If you’re a CPA, you just cringed when you read that statement for two reasons. First, the statement is absolutely incorrect. The tax code not only allows for the deduction of the cost of training, but that cost is immediately deductible and is not required to be capitalized and recognized over a period of time like the cost of the robot. The second reason you cringed was because you realized this person’s lack of knowledge about how taxes really work is probably a good example of the majority of Congress. This is the very same Congress that is responsible for the tax law in the first place, but that is not the point of this blog.
The above quote was from an article in Harvard Business Review I recently read on “the problem of reporting employee costs as expenses instead of assets.” The writer of the article has the same misunderstanding of the difference between reporting on a cost and capitalizing something as an asset as Senator Warner has in understating how the tax code works. Simply put, slavery has been illegal in this country for over 150 years and I, for one, would like to keep it that way. That means I strongly believe employees should never be recognized as assets, but that does not mean that the goal of the article, better measurements and reporting of the most critical part of many businesses today, should not be improved.

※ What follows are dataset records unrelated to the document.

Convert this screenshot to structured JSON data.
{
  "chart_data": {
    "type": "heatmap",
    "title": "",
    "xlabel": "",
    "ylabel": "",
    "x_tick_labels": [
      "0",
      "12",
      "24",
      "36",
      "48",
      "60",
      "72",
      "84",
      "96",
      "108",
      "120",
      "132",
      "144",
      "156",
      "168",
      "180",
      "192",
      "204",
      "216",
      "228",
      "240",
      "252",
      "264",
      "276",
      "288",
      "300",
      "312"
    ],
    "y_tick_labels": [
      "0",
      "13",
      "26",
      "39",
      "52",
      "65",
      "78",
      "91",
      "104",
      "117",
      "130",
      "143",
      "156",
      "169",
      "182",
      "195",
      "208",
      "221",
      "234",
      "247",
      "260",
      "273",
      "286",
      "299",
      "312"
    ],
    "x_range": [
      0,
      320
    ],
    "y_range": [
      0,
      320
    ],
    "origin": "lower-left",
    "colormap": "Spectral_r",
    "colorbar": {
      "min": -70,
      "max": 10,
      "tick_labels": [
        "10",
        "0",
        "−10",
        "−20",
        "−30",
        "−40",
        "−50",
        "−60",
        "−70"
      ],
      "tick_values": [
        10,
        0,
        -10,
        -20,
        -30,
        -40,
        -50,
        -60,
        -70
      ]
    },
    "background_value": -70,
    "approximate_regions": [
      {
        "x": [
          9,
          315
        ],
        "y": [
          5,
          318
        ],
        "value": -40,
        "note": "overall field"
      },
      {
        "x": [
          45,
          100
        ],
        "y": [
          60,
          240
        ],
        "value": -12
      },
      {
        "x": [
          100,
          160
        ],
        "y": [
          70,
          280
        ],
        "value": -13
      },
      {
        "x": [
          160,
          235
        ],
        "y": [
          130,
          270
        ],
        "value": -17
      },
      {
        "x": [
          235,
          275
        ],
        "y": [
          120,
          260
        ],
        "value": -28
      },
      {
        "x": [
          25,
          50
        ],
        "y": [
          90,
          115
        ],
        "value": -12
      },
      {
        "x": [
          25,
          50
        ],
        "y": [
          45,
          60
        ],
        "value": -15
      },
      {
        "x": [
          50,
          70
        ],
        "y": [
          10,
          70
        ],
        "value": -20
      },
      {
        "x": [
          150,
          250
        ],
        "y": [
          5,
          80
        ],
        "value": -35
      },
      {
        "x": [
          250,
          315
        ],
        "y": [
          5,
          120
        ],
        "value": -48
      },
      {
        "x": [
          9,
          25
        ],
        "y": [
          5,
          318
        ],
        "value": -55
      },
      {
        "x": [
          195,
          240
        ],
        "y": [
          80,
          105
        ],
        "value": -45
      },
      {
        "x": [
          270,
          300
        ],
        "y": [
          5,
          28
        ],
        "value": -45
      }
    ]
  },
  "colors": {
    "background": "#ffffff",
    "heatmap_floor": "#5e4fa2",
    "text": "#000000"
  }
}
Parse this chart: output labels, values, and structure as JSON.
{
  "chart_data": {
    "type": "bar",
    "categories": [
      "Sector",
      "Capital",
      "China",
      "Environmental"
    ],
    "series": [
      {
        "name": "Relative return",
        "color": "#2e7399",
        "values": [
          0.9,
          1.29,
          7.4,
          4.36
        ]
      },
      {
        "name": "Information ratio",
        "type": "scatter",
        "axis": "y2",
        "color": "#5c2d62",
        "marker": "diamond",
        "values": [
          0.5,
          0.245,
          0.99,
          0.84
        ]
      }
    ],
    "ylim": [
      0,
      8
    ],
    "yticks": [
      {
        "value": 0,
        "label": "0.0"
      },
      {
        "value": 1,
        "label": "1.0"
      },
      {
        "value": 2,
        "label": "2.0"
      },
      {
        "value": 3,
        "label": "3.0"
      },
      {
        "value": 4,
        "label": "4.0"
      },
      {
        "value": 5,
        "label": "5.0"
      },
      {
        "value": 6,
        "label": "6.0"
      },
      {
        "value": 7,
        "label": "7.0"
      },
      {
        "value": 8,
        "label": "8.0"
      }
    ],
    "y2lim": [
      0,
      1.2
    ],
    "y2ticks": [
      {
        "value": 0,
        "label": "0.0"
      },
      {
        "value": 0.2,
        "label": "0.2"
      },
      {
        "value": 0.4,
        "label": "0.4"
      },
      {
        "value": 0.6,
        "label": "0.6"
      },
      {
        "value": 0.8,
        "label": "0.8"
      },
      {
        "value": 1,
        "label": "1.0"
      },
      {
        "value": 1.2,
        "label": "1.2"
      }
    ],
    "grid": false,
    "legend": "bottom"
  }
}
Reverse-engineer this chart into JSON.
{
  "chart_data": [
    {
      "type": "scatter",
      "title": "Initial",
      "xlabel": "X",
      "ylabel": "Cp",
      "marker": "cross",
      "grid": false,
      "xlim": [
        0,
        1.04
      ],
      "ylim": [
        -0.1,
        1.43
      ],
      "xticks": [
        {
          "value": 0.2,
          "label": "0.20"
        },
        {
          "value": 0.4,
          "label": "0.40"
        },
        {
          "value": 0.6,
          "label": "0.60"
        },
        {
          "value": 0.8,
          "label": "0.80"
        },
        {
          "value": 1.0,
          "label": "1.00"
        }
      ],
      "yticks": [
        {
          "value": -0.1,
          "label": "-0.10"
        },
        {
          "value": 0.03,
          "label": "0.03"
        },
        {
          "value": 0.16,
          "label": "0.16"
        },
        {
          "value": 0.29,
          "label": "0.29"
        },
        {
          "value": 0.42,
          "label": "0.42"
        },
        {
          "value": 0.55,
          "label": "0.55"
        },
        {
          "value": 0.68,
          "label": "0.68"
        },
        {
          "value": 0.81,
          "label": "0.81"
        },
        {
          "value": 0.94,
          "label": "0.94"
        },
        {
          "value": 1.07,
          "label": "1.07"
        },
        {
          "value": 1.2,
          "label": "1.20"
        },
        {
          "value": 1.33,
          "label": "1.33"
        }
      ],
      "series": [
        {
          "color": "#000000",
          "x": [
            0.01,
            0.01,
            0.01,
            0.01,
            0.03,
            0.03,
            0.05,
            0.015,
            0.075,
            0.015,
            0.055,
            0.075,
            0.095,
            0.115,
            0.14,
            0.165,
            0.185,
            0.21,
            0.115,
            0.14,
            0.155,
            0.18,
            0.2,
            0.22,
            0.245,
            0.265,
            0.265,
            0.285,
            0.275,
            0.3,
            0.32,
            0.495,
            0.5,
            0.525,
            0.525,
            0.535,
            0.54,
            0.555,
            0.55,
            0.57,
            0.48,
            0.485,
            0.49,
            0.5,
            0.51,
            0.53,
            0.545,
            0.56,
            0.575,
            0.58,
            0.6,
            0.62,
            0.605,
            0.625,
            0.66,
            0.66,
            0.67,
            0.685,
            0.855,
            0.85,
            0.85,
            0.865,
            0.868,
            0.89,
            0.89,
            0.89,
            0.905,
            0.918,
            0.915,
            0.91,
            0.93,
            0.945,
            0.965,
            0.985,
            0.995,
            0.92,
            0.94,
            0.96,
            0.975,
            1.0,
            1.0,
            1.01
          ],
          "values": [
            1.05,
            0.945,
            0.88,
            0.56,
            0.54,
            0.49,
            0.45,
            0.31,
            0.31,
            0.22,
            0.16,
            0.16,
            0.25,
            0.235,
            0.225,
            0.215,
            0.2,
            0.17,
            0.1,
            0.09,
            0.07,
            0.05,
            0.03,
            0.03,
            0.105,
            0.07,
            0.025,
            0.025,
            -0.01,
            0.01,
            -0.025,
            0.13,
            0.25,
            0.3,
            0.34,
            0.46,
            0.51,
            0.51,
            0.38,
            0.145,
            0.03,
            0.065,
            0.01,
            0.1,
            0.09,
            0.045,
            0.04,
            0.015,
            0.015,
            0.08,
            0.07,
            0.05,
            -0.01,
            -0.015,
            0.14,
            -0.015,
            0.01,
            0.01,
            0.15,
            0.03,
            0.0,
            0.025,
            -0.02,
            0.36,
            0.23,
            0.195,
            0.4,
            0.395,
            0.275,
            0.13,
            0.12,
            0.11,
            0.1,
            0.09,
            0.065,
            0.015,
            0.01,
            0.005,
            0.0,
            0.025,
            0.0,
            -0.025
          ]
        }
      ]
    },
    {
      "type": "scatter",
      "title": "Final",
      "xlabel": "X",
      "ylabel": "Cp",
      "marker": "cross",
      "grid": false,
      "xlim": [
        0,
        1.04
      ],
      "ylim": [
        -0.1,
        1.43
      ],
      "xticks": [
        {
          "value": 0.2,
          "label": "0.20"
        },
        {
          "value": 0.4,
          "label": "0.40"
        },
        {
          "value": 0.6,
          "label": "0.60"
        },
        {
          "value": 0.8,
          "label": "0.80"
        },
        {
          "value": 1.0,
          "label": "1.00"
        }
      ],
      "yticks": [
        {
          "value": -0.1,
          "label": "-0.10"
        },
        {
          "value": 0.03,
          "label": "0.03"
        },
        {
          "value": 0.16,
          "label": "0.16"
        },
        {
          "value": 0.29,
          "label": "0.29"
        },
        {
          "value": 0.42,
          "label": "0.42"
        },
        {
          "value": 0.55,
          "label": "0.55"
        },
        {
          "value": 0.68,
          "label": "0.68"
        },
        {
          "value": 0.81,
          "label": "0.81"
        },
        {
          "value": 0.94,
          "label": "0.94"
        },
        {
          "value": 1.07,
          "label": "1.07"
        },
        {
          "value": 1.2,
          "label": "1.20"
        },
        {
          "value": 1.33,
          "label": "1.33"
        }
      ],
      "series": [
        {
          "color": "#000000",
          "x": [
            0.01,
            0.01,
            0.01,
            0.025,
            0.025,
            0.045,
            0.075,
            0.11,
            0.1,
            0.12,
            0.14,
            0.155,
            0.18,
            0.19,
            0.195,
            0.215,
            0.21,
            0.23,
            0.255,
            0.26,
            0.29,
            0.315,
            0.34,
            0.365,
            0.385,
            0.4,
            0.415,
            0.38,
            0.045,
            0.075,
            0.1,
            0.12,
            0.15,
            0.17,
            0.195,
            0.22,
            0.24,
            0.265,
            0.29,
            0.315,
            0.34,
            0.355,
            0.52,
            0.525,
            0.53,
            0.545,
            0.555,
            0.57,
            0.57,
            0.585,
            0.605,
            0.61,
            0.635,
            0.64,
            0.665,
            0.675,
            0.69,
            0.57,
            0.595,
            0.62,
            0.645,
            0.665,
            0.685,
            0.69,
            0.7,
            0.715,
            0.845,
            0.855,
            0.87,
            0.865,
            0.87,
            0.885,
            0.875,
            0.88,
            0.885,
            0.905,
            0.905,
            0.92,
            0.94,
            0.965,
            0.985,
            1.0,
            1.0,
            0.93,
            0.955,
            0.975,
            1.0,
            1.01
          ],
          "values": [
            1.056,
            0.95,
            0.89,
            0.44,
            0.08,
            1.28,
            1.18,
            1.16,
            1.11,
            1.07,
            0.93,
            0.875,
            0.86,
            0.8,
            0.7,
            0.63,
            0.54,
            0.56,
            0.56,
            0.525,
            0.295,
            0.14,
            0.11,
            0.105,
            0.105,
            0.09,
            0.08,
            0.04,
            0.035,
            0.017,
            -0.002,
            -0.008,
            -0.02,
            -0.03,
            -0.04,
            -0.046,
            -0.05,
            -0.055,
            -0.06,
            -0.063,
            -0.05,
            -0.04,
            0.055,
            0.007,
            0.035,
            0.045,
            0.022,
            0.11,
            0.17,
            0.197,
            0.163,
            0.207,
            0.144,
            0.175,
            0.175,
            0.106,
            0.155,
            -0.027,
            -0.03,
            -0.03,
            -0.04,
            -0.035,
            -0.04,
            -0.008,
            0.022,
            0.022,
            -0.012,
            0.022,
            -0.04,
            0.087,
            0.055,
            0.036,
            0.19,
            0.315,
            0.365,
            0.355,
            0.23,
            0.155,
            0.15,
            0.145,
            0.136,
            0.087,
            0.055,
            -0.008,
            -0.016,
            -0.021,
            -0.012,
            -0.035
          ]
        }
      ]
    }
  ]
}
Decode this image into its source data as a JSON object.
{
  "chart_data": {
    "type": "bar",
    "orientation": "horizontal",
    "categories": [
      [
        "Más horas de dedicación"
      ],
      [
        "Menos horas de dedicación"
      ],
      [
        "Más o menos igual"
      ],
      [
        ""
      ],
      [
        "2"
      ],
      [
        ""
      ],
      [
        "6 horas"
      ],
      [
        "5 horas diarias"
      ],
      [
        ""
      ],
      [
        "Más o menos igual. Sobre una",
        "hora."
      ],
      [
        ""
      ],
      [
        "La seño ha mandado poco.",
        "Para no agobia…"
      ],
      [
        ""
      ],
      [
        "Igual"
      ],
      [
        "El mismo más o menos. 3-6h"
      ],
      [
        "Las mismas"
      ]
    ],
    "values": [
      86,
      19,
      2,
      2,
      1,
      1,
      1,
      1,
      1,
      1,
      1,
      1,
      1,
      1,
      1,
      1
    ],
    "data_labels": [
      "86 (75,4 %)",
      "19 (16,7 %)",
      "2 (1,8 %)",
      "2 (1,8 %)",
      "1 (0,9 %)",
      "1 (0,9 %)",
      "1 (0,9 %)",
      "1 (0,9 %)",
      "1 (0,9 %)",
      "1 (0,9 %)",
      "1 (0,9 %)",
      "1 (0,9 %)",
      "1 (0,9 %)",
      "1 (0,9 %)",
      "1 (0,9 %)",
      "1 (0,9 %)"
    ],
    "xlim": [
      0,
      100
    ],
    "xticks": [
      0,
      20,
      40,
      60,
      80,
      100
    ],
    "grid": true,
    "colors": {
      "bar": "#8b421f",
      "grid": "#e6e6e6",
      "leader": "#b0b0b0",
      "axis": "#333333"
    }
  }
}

The way to improve information on the employees is not to distort the meaning of an asset to capitalize costs. No, the way to improve information is to enhance the reporting on costs and other facts related to employees. I won’t go into all the studies about employee effects on the value of a business and business profitability. Instead, in the spirit of brevity, I will propose a few disclosures that could be combined into one simple chart. First, the disclosure should group employees based on the major employee responsibilities at the company, such as sales, customer care, retail (store) support, manufacturing, support staff (I would hate to say Finance probably goes here) and so forth. The 10% rule could be used for determining what groups need to be disclosed. Then for each group of employees, disclose the following:
- Total number at end of period
- Total compensation and benefits in period
- Total improvement costs, such as training in period
- # hired in period
- # involuntarily terminated in period
- # voluntarily leaving in period
- Turnover ratio during period
Then, just like we have a whole section in the MD&A to discuss liquidity, we should have a section to discuss employees, including the value they bring to the company and how the company is working to protect and increase that value.
So what kind of reporting on employees do you think should be made by businesses?